If you are a network administrator, you may wonder how wireless might fit
into your existing network infrastructure. Wireless can serve in many capacities,
from a simple extension (like a several kilometer Ethernet cable) to a
distribution point (like a large hub). Here just a few examples of how your
network can benefit from wireless technology.
Wireless networking protocols
The primary technology used for building low-cost wireless networks is currently
the 802.11 family of protocols, also known in many circles as Wi-Fi.
The 802.11 family of radio protocols (802.11a, 802.11b, and 802.11g) have
enjoyed an incredible popularity in the United States and Europe. By implementing
a common set of protocols, manufacturers world wide have built
highly interoperable equipment. This decision has proven to be a significant
boon to the industry and the consumer. Consumers are able to use equipment
that implements 802.11 without fear of “vendor lock-in”. As a result,
consumers are able to purchase low-cost equipment at a volume which has
benefitted manufacturers. If manufacturers had chosen to implement their
own proprietary protocols, it is unlikely that wireless networking would be as
inexpensive and ubiquitous as it is today.
While new protocols such as 802.16 (also known as WiMax) will likely solve
some difficult problems currently observed with 802.11, they have a long way
to go to match the popularity and price point of 802.11 equipment. As
equipment that supports WiMax is just becoming available at the time of this
writing, we will focus primarily on the 802.11 family.
There are many protocols in the 802.11 family, and not all are directly related
to the radio protocol itself. The three wireless standards currently implemented
in most readily available gear are:
• 802.11b. Ratified by the IEEE on September 16, 1999, 802.11b is probably
the most popular wireless networking protocol in use today. Millions of
devices supporting it have shipped since 1999. It uses a modulation called
Direct Sequence Spread Spectrum (DSSS) in a portion of the ISM band
from 2.400 to 2.495GHz. It has a maximum rate of 11 Mbps, with actual
usable data speeds up to about 5 Mbps.
• 802.11g. As it wasnt finalized until June 2003, 802.11g is a relative latecomer
to the wireless marketplace.
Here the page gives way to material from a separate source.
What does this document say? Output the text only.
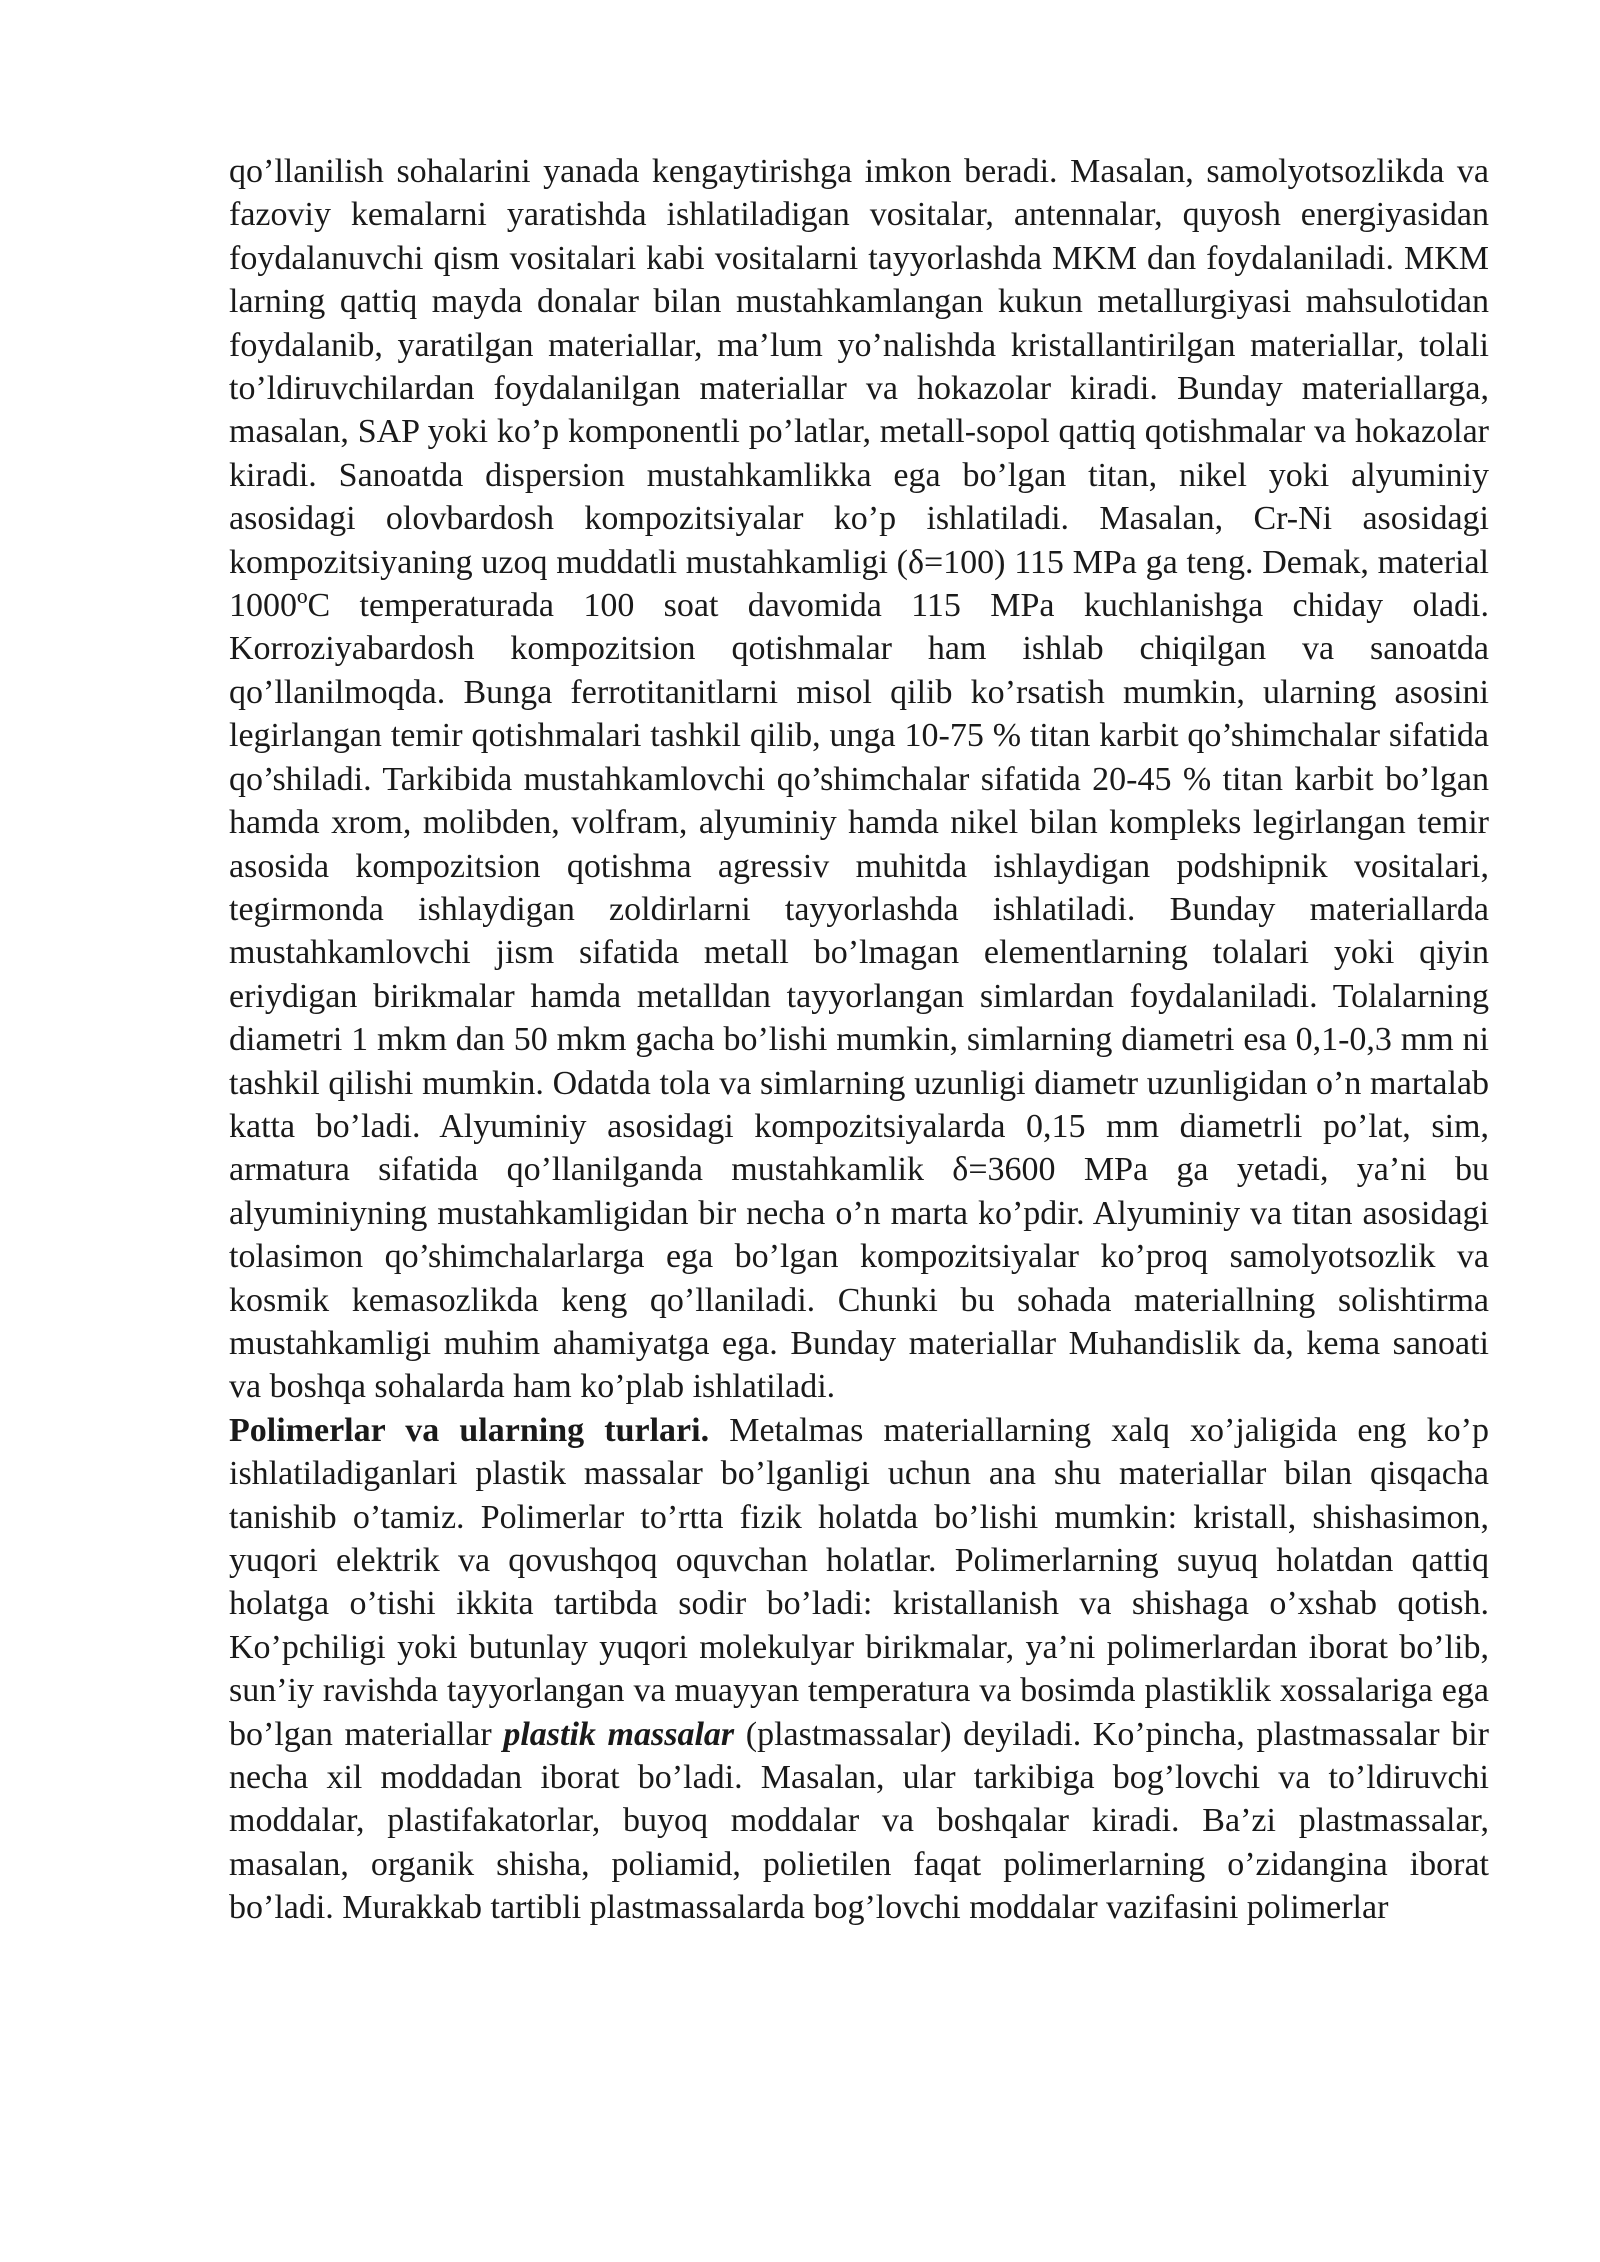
qo’llanilish sohalarini yanada kengaytirishga imkon beradi. Masalan, samolyotsozlikda va fazoviy kemalarni yaratishda ishlatiladigan vositalar, antennalar, quyosh energiyasidan foydalanuvchi qism vositalari kabi vositalarni tayyorlashda MKM dan foydalaniladi. MKM larning qattiq mayda donalar bilan mustahkamlangan kukun metallurgiyasi mahsulotidan foydalanib, yaratilgan materiallar, ma’lum yo’nalishda kristallantirilgan materiallar, tolali to’ldiruvchilardan foydalanilgan materiallar va hokazolar kiradi. Bunday materiallarga, masalan, SAP yoki ko’p komponentli po’latlar, metall-sopol qattiq qotishmalar va hokazolar kiradi. Sanoatda dispersion mustahkamlikka ega bo’lgan titan, nikel yoki alyuminiy asosidagi olovbardosh kompozitsiyalar ko’p ishlatiladi. Masalan, Cr-Ni asosidagi kompozitsiyaning uzoq muddatli mustahkamligi (δ=100) 115 MPa ga teng. Demak, material 1000ºC temperaturada 100 soat davomida 115 MPa kuchlanishga chiday oladi. Korroziyabardosh kompozitsion qotishmalar ham ishlab chiqilgan va sanoatda qo’llanilmoqda. Bunga ferrotitanitlarni misol qilib ko’rsatish mumkin, ularning asosini legirlangan temir qotishmalari tashkil qilib, unga 10-75 % titan karbit qo’shimchalar sifatida qo’shiladi. Tarkibida mustahkamlovchi qo’shimchalar sifatida 20-45 % titan karbit bo’lgan hamda xrom, molibden, volfram, alyuminiy hamda nikel bilan kompleks legirlangan temir asosida kompozitsion qotishma agressiv muhitda ishlaydigan podshipnik vositalari, tegirmonda ishlaydigan zoldirlarni tayyorlashda ishlatiladi. Bunday materiallarda mustahkamlovchi jism sifatida metall bo’lmagan elementlarning tolalari yoki qiyin eriydigan birikmalar hamda metalldan tayyorlangan simlardan foydalaniladi. Tolalarning diametri 1 mkm dan 50 mkm gacha bo’lishi mumkin, simlarning diametri esa 0,1-0,3 mm ni tashkil qilishi mumkin. Odatda tola va simlarning uzunligi diametr uzunligidan o’n martalab katta bo’ladi. Alyuminiy asosidagi kompozitsiyalarda 0,15 mm diametrli po’lat, sim, armatura sifatida qo’llanilganda mustahkamlik δ=3600 MPa ga yetadi, ya’ni bu alyuminiyning mustahkamligidan bir necha o’n marta ko’pdir. Alyuminiy va titan asosidagi tolasimon qo’shimchalarlarga ega bo’lgan kompozitsiyalar ko’proq samolyotsozlik va kosmik kemasozlikda keng qo’llaniladi. Chunki bu sohada materiallning solishtirma mustahkamligi muhim ahamiyatga ega. Bunday materiallar Muhandislik da, kema sanoati va boshqa sohalarda ham ko’plab ishlatiladi.

Polimerlar va ularning turlari. Metalmas materiallarning xalq xo’jaligida eng ko’p ishlatiladiganlari plastik massalar bo’lganligi uchun ana shu materiallar bilan qisqacha tanishib o’tamiz. Polimerlar to’rtta fizik holatda bo’lishi mumkin: kristall, shishasimon, yuqori elektrik va qovushqoq oquvchan holatlar. Polimerlarning suyuq holatdan qattiq holatga o’tishi ikkita tartibda sodir bo’ladi: kristallanish va shishaga o’xshab qotish. Ko’pchiligi yoki butunlay yuqori molekulyar birikmalar, ya’ni polimerlardan iborat bo’lib, sun’iy ravishda tayyorlangan va muayyan temperatura va bosimda plastiklik xossalariga ega bo’lgan materiallar plastik massalar (plastmassalar) deyiladi. Ko’pincha, plastmassalar bir necha xil moddadan iborat bo’ladi. Masalan, ular tarkibiga bog’lovchi va to’ldiruvchi moddalar, plastifakatorlar, buyoq moddalar va boshqalar kiradi. Ba’zi plastmassalar, masalan, organik shisha, poliamid, polietilen faqat polimerlarning o’zidangina iborat bo’ladi. Murakkab tartibli plastmassalarda bog’lovchi moddalar vazifasini polimerlar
Despite the late start, 802.11g is now
the de facto standard wireless networking protocol as it now ships as a
standard feature on virtually all laptops and most handheld devices.
802.11g uses the same ISM range as 802.11b, but uses a modulation
scheme called Orthogonal Frequency Division Multiplexing (OFDM). It
has a maximum data rate of 54 Mbps (with usable throughput of about
22 Mbps), and can fall back to 11 Mbps DSSS or slower for backwards
compatibility with the hugely popular 802.11b.
• 802.11a. Also ratified by the IEEE on September 16, 1999, 802.11a uses
OFDM. It has a maximum data rate of 54Mbps, with actual throughput of
up to 27 Mbps. 802.11a operates in the ISM band between 5.745 and
5.805 GHz, and in a portion of the UNII band between 5.150 and
5.320GHz. This makes it incompatible with 802.11b or 802.11g, and the
higher frequency means shorter range compared to 802.11b/g at the same
power. While this portion of the spectrum is relatively unused compared to
2.4GHz, it is unfortunately only legal for use in a few parts of the world.
Check with your local authorities before using 802.11a equipment, particularly
in outdoor applications. 802.11a equipment is still quite inexpensive,
but is not nearly as popular as 802.11b/g.
In addition to the above standards, there are a number of vendor-specific extensions
to equipment, touting higher speeds, stronger encryption, and increased
range. Unfortunately these extensions will not operate between equipment from
different manufacturers, and purchasing them will effectively lock you into that
vendor for every part of your network. New equipment and standards (such as
802.11y, 802.11n, 802.16, MIMO and WiMAX) promise significant increases
in speed and reliability, but this equipment is just starting to ship at the time
of this writing, and availability and vendor interoperability is still uncertain.
Due to the ubiquity of equipment and unlicensed nature of the 2.4GHz ISM band,
this book will concentrate on building networks using 802.11b and 802.11g.